| Title: |
Marefat ol-Rouh
(Knowing the Spirit) |
| Author: |
Ostad Elahi |
| Language: |
Farsi |
| Published: |
2001 |
Published in 1969, Knowing the Spirit (Ma'refat ol-Rûh) reads like a classic philosophical treatise. Resurrecting the canonical form of the philosophical-theological discussion, this work may at first seem unique among Ostad Elahi's writings as a purely theoretical text. On closer inspection, it proves to be much more complex. Although it is the product of several years of extensive theological and philosophical research, it is mostly the result of a rigorous practice of the mystical understanding of the soul. Drawing from the discursive and conceptual background of the metaphysical tradition with which he was familiar, one which links Neoplatonism to Avicenna and Mollâ Sadrâ, Ostad sets forth the findings of his personal research. Beneath the impeccable constructions of proofs, refutations, and counter-refutations, one can decipher the marks of an original knowledge acquired through personal experience, a firsthand account as irrevocable as the philosopher's arguments. This inner vision of truths, referred to in the Islamic tradition as "kashf," is an intuitive and concrete perception of intelligible or invisible realities.

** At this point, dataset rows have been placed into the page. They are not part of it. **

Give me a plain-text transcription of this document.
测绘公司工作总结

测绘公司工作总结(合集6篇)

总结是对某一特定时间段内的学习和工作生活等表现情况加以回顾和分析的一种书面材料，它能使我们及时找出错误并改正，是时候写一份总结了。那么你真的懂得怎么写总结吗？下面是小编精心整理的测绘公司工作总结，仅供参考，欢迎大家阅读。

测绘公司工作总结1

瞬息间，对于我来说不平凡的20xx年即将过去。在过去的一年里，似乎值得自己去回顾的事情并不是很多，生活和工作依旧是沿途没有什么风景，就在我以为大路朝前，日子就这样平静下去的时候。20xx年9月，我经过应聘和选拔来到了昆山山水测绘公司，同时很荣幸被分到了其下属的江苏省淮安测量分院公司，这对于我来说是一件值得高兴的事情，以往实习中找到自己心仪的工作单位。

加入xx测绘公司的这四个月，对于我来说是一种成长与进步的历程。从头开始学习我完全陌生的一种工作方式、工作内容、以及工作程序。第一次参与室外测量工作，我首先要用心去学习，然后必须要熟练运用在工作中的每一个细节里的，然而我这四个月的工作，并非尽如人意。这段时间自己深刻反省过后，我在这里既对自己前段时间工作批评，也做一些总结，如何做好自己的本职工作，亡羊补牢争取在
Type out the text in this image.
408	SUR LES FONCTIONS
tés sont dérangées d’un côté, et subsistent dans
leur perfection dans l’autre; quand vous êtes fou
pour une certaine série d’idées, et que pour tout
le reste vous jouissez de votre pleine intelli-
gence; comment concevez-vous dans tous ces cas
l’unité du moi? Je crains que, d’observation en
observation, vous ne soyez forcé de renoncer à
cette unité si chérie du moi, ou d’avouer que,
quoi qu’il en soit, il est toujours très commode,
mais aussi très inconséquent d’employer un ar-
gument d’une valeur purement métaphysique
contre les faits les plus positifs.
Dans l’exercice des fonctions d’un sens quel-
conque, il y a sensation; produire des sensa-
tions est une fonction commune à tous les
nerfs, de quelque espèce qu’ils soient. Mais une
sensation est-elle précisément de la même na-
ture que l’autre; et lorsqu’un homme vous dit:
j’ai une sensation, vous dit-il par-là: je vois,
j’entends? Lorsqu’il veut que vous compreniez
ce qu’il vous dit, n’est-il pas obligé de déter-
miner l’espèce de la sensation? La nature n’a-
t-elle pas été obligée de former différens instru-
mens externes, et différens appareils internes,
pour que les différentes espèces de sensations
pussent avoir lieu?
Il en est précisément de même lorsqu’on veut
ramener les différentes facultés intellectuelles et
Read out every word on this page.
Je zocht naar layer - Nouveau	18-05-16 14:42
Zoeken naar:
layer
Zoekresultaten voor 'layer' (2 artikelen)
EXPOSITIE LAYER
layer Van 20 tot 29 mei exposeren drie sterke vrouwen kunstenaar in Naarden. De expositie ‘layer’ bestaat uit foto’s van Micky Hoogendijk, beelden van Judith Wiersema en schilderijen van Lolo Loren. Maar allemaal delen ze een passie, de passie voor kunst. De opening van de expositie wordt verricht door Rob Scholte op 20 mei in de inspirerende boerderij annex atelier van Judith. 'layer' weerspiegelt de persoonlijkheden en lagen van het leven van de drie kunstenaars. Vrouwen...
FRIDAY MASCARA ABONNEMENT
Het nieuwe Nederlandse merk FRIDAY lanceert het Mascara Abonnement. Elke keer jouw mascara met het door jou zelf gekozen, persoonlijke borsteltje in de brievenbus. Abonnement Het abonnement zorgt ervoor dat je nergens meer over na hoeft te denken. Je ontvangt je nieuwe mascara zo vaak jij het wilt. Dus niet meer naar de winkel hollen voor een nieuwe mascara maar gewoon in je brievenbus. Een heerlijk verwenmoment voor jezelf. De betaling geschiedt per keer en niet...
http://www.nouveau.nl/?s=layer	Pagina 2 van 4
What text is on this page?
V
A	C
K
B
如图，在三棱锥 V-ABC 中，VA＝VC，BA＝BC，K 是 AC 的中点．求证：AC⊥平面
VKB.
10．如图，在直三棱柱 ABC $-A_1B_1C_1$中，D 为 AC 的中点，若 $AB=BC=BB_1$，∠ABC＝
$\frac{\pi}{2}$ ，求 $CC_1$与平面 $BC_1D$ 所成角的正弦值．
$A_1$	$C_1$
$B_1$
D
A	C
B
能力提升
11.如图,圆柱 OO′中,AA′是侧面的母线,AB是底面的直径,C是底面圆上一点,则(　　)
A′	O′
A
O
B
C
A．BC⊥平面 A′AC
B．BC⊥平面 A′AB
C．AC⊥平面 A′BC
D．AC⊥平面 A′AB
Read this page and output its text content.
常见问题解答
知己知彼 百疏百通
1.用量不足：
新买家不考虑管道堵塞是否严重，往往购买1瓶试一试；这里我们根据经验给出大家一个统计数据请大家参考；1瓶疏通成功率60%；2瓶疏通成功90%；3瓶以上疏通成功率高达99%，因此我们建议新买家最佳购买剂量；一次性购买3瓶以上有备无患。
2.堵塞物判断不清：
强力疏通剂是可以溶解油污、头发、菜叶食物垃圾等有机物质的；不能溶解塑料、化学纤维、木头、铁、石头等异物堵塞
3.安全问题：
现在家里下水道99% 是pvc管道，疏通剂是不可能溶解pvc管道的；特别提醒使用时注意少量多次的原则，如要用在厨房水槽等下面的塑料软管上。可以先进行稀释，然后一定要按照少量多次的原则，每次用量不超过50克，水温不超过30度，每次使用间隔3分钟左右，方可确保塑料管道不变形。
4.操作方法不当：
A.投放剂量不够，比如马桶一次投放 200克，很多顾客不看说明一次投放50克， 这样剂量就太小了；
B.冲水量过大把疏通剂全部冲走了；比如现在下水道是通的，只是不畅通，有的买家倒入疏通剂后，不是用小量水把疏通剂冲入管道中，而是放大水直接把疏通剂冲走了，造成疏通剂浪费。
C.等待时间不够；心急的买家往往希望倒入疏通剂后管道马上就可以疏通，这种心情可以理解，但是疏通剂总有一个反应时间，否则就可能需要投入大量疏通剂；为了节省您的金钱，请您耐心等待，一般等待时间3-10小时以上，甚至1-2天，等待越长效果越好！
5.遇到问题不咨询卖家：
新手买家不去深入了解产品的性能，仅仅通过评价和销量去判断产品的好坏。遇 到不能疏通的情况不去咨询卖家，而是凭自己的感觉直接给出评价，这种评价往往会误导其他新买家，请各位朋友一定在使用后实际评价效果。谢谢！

Thus, Knowing the Spirit allows two different readings: at a philosophical level, one follows the chains of reasoning and the analytic exposition of concepts; at a deeper level, one touches on revelation and spiritual knowledge. At the first level, the network of arguments laid out by the author implicitly points to the limits of a purely conceptual philosophical discourse (positions refute one another), while at the second level the actual process of the soul's perfection sets forth both the condition for and the very object of spiritual discourse.